Diffuse pain: believed secondary to osteomalacia and Vit D deficiency.

Recommendations:
-Continue to avoid foods and medications with oxidative potential
(including TYlenol, aspirin/bactrim)

-Vitd, calcium supplements.

*LE Edema and mild bilary/pancreatic ductal dilatation not evaluated more in depth. Keep in mind that its common for biliary duct to be dilated post chole
I continue to believe that an initial LEAK was present. Bariatric surgeons will tell you that those are possible even with negative post op EGD. Acid seeping from the stomach will cause bad diaphragmatic irritation, chest pain, some can be lethal with MOF. Subsequent splenomegaly might be responsible for the heme findings. It continues to amaze me that patients seek those surgeries unaware of the deadly complications.
 
Maybe so. An interesting case, nontheless, and you may be right there is missing pathology, somewhere. Difficult to say.

Pili said:
I continue to believe that an initial LEAK was present. Bariatric surgeons will tell you that those are possible even with negative post op EGD. Acid seeping from the stomach will cause bad diaphragmatic irritation, chest pain, some can be lethal with MOF. Subsequent splenomegaly might be responsible for the heme findings.
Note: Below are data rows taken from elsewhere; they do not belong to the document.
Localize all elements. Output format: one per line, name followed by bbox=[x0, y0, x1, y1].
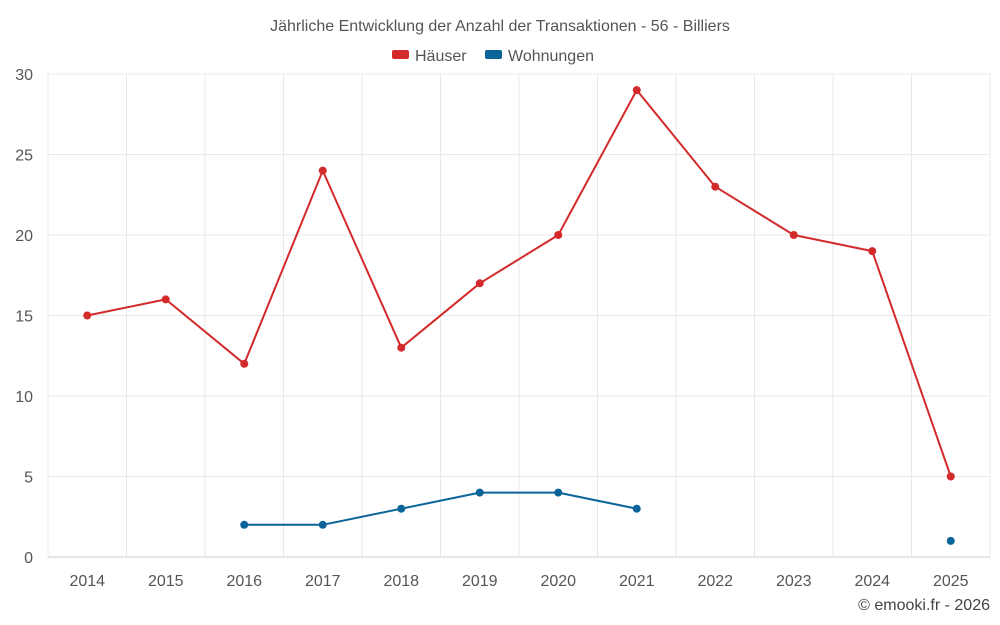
data-point-wohnungen-2025[interactable] bbox=[946, 536, 955, 545]
data-point-haeuser-2020[interactable] bbox=[554, 231, 563, 239]
x-tick-label: 2023 bbox=[776, 573, 812, 590]
legend-label-haeuser: Häuser bbox=[415, 48, 467, 65]
data-point-haeuser-2024[interactable] bbox=[868, 247, 877, 256]
data-point-haeuser-2022[interactable] bbox=[711, 182, 720, 191]
y-tick-label: 0 bbox=[24, 550, 33, 567]
data-point-haeuser-2016[interactable] bbox=[240, 359, 249, 368]
x-tick-label: 2025 bbox=[933, 573, 969, 590]
series-line-wohnungen bbox=[244, 491, 637, 526]
legend: Häuser Wohnungen bbox=[392, 48, 594, 65]
legend-swatch-wohnungen bbox=[485, 50, 502, 59]
series-haeuser bbox=[83, 86, 955, 481]
legend-item-haeuser[interactable]: Häuser bbox=[392, 48, 467, 65]
legend-item-wohnungen[interactable]: Wohnungen bbox=[485, 48, 594, 65]
x-tick-label: 2014 bbox=[69, 573, 105, 590]
x-tick-label: 2021 bbox=[619, 573, 655, 590]
x-tick-label: 2016 bbox=[226, 573, 262, 590]
data-point-haeuser-2018[interactable] bbox=[397, 343, 406, 352]
data-point-wohnungen-2020[interactable] bbox=[554, 488, 563, 497]
x-tick-label: 2022 bbox=[697, 573, 733, 590]
credit-text: © emooki.fr - 2026 bbox=[858, 597, 990, 614]
series bbox=[83, 86, 955, 545]
data-point-haeuser-2015[interactable] bbox=[161, 295, 170, 304]
x-tick-label: 2017 bbox=[305, 573, 341, 590]
y-tick-labels: 0 5 10 15 20 25 30 bbox=[15, 67, 33, 567]
series-line-haeuser bbox=[87, 89, 952, 477]
y-tick-label: 15 bbox=[15, 309, 33, 326]
y-tick-label: 20 bbox=[15, 228, 33, 245]
x-tick-label: 2015 bbox=[148, 573, 184, 590]
data-point-haeuser-2017[interactable] bbox=[318, 166, 327, 175]
data-point-haeuser-2021[interactable] bbox=[632, 86, 641, 95]
y-tick-label: 5 bbox=[24, 470, 33, 487]
x-tick-label: 2019 bbox=[462, 573, 498, 590]
data-point-wohnungen-2019[interactable] bbox=[475, 488, 484, 497]
data-point-haeuser-2019[interactable] bbox=[475, 279, 484, 288]
x-tick-label: 2020 bbox=[540, 573, 576, 590]
y-tick-label: 30 bbox=[15, 67, 33, 84]
data-point-wohnungen-2016[interactable] bbox=[240, 520, 249, 529]
legend-label-wohnungen: Wohnungen bbox=[508, 48, 594, 65]
data-point-haeuser-2025[interactable] bbox=[946, 472, 955, 481]
y-tick-label: 10 bbox=[15, 389, 33, 406]
x-tick-labels: 2014 2015 2016 2017 2018 2019 2020 2021 2022 2023… bbox=[69, 573, 968, 590]
data-point-wohnungen-2018[interactable] bbox=[397, 504, 406, 513]
data-point-wohnungen-2017[interactable] bbox=[318, 520, 327, 529]
data-point-haeuser-2014[interactable] bbox=[83, 311, 92, 320]
chart-title: Jährliche Entwicklung der Anzahl der Tra… bbox=[270, 18, 730, 35]
data-point-wohnungen-2021[interactable] bbox=[632, 504, 641, 513]
data-point-haeuser-2023[interactable] bbox=[789, 231, 798, 239]
x-tick-label: 2018 bbox=[383, 573, 419, 590]
x-tick-label: 2024 bbox=[854, 573, 890, 590]
grid bbox=[47, 73, 991, 557]
series-wohnungen bbox=[240, 488, 955, 545]
y-tick-label: 25 bbox=[15, 148, 33, 165]
legend-swatch-haeuser bbox=[392, 50, 409, 59]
It continues to amaze me that patients seek those surgeries unaware of the deadly complications.
 
I briefly browsed through the post (Guilty of ADHD). So forgive me if there's something I'm missing. Just a lonely med student.
I was just curious about the possibility of:
1. anemia sec to malabsorption (of say B12) s/p bypass.
2. chest/bone/abdominal pain sec to extramedullary hematopoesis.
 
1. no, b12 >1200
2. doubtfu, heme didnt say anything about it. is extramedullary hematopoiesis painful?